Mmmm, maybe I'm weird, but I find it significantly easier to understand
when code uses the standard atomics, because there is copious information
available about that model -- what it means, the real-world implications of
those semantics, and the correct instruction sequences to properly
implement them on various architectures. Memory and concurrency models are
_really_ _hard_ no matter what (as I think this thread demonstrates), and
having a standardized model to base things on is a huge advantage. If
musl's model was "C11 atomics, but we only use seq_cst operations", that
would be wonderful...but it's not. It's something different -- with
different guarantees, and different implications, and thus requires
developers to do unique analysis.

Atomics in musl are implemented
> entirely in asm, because the compilers do not get theirs right and do
> not support the runtime selection of methods necessary for some of the
> archs we support (especially 32-bit arm and sh).

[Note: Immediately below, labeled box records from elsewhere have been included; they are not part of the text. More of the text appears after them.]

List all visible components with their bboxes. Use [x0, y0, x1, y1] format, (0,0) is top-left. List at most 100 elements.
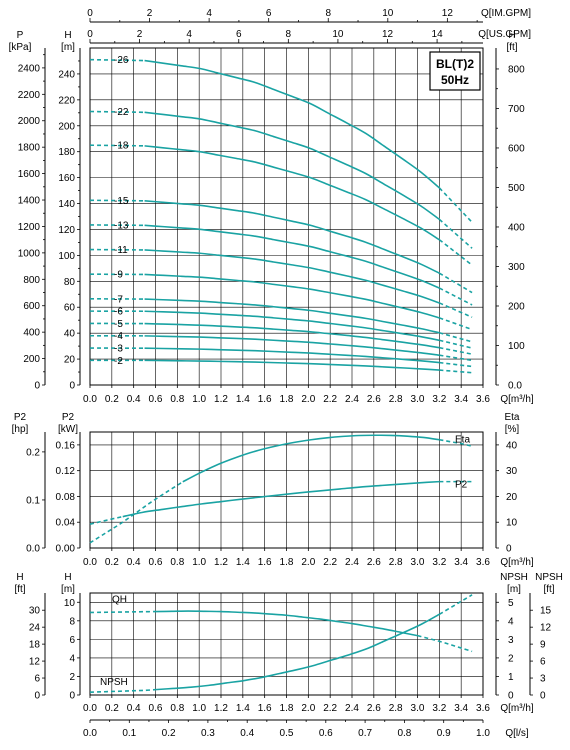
- us-gpm-tick-label: 6: [236, 29, 242, 40]
- h-ft-tick-label: 500: [508, 183, 525, 194]
- q-tick-label: 3.6: [476, 394, 490, 405]
- q-tick-label: 2.4: [345, 703, 359, 714]
- q-tick-label: 3.6: [476, 703, 490, 714]
- h-ft-axis-name: H: [508, 30, 515, 41]
- p2-kw-tick-label: 0.16: [56, 440, 76, 451]
- npsh-m-tick-label: 4: [508, 616, 514, 627]
- p-kpa-tick-label: 0: [34, 381, 40, 392]
- q-tick-label: 0.4: [127, 557, 141, 568]
- q-ls-tick-label: 0.4: [240, 728, 254, 739]
- h-m-tick-label: 180: [58, 147, 75, 158]
- eta-tick-label: 10: [506, 518, 518, 529]
- q-tick-label: 0.0: [83, 557, 97, 568]
- npsh-m-tick-label: 2: [508, 653, 514, 664]
- q-tick-label: 2.0: [301, 703, 315, 714]
- p2-kw-axis-name: P2: [62, 412, 75, 423]
- q-tick-label: 3.4: [454, 394, 468, 405]
- eta-axis-name: Eta: [504, 412, 519, 423]
- eta-curve-dashed-end: [439, 438, 473, 447]
- q-ls-tick-label: 1.0: [476, 728, 490, 739]
- p-kpa-tick-label: 800: [23, 275, 40, 286]
- qh-ft-tick-label: 6: [34, 674, 40, 685]
- hq-curve-stage-4-dashed-end: [439, 354, 473, 362]
- stage-label: -7: [114, 294, 123, 305]
- q-ls-tick-label: 0.8: [397, 728, 411, 739]
- q-tick-label: 0.4: [127, 394, 141, 405]
- us-gpm-tick-label: 8: [286, 29, 292, 40]
- stage-label: -2: [114, 356, 123, 367]
- stage-label: -26: [114, 55, 129, 66]
- q-tick-label: 2.6: [367, 557, 381, 568]
- npsh-curve-solid: [155, 613, 440, 691]
- qh-ft-tick-label: 12: [29, 657, 41, 668]
- hq-curve-stage-15-dashed-start: [89, 199, 145, 202]
- h-m-axis-name: H: [64, 30, 71, 41]
- qh-m-tick-label: 10: [64, 598, 76, 609]
- eta-tick-label: 40: [506, 440, 518, 451]
- q-tick-label: 1.0: [192, 703, 206, 714]
- qh-curve-dashed-start: [89, 610, 156, 614]
- hq-curve-stage-6-dashed-end: [439, 339, 473, 349]
- stage-label: -9: [114, 270, 123, 281]
- q-tick-label: 1.8: [280, 557, 294, 568]
- q-tick-label: 1.4: [236, 703, 250, 714]
- q-tick-label: 0.2: [105, 703, 119, 714]
- hq-curve-stage-26-solid: [144, 59, 440, 189]
- us-gpm-tick-label: 2: [137, 29, 143, 40]
- p2-kw-tick-label: 0.12: [56, 466, 76, 477]
- npsh-m-tick-label: 0: [508, 691, 514, 702]
- npsh-m-tick-label: 3: [508, 635, 514, 646]
- stage-label: -6: [114, 307, 123, 318]
- h-ft-tick-label: 600: [508, 143, 525, 154]
- q-tick-label: 2.6: [367, 394, 381, 405]
- q-ls-tick-label: 0.3: [201, 728, 215, 739]
- hq-curve-stage-15-dashed-end: [438, 272, 473, 294]
- qh-ft-tick-label: 30: [29, 606, 41, 617]
- qh-m-tick-label: 2: [69, 672, 75, 683]
- npsh-ft-tick-label: 6: [540, 657, 546, 668]
- hq-curve-stage-11-solid: [144, 249, 440, 304]
- p-kpa-tick-label: 1200: [18, 222, 41, 233]
- stage-label: -11: [114, 245, 128, 256]
- q-axis-unit: Q[m³/h]: [500, 394, 534, 405]
- q-tick-label: 2.8: [389, 703, 403, 714]
- us-gpm-unit-label: Q[US.GPM]: [478, 29, 531, 40]
- hq-curve-stage-13-dashed-end: [438, 287, 473, 306]
- qh-m-tick-label: 0: [69, 691, 75, 702]
- q-tick-label: 2.0: [301, 394, 315, 405]
- imp-gpm-tick-label: 6: [266, 8, 272, 19]
- q-tick-label: 3.2: [432, 557, 446, 568]
- hq-curve-stage-2-dashed-end: [439, 369, 473, 374]
- qh-ft-tick-label: 0: [34, 691, 40, 702]
- hq-curve-stage-3-dashed-end: [439, 361, 473, 368]
- h-ft-tick-label: 0.0: [508, 381, 522, 392]
- q-tick-label: 1.2: [214, 557, 228, 568]
- p2-kw-axis-unit: [kW]: [58, 424, 78, 435]
- q-tick-label: 0.4: [127, 703, 141, 714]
- p-kpa-tick-label: 600: [23, 301, 40, 312]
- p-kpa-tick-label: 200: [23, 354, 40, 365]
- hq-curve-stage-18-dashed-start: [89, 144, 145, 147]
- hq-curve-stage-3-solid: [144, 347, 440, 364]
- q-tick-label: 2.8: [389, 557, 403, 568]
- q-tick-label: 0.0: [83, 394, 97, 405]
- q-tick-label: 1.4: [236, 557, 250, 568]
- h-m-tick-label: 100: [58, 251, 75, 262]
- q-ls-tick-label: 0.6: [319, 728, 333, 739]
- h-m-tick-label: 20: [64, 355, 76, 366]
- eta-axis-unit: [%]: [505, 424, 520, 435]
- npsh-curve-dashed-start: [89, 688, 156, 694]
- imp-gpm-unit-label: Q[IM.GPM]: [481, 8, 531, 19]
- npsh-m-axis-name: NPSH: [500, 572, 528, 583]
- hq-curve-stage-15-solid: [144, 200, 440, 274]
- qh-ft-axis-name: H: [16, 572, 23, 583]
- q-tick-label: 3.0: [411, 557, 425, 568]
- q-tick-label: 3.2: [432, 703, 446, 714]
- q-ls-axis-unit: Q[l/s]: [505, 728, 529, 739]
- qh-m-axis-name: H: [64, 572, 71, 583]
- q-axis-unit: Q[m³/h]: [500, 557, 534, 568]
- npsh-m-axis-unit: [m]: [507, 584, 521, 595]
- q-tick-label: 0.8: [170, 394, 184, 405]
- q-ls-tick-label: 0.9: [437, 728, 451, 739]
- model-name: BL(T)2: [436, 57, 474, 71]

Even if you need to provide a custom implementation to workaround compiler
issues on some platforms, IMO it'd still be an improvement to mirror the
standard API/semantics -- and to use the compiler support on all the
platforms where it does work.

Though, I do believe it ought to DTRT on ARM32 Linux targets. When
targeting older CPUs that don't guarantee LLSC availability, the compiler
will generate a function call to a libgcc function. That library function
then calls the kernel-provided kuser_helper cmpxchg and barrier functions.
(gcc/libgcc/config/arm/linux-atomic.c for the libgcc side). Then, which
instruction sequence is used to implement the atomics is handled purely by
the kernel helper. This design _should_ be correct for all ARM CPUs, but
with a bit of overhead if running on a modern CPU (because operations like
fetch_add get implemented on top of cmpxchg). But, I dunno, perhaps there's
bugs.

I've never looked at the situation on SuperH...but going by the GCC
manual's description of -matomic-model...yikes...that does look like a
complete mess of a situation all around.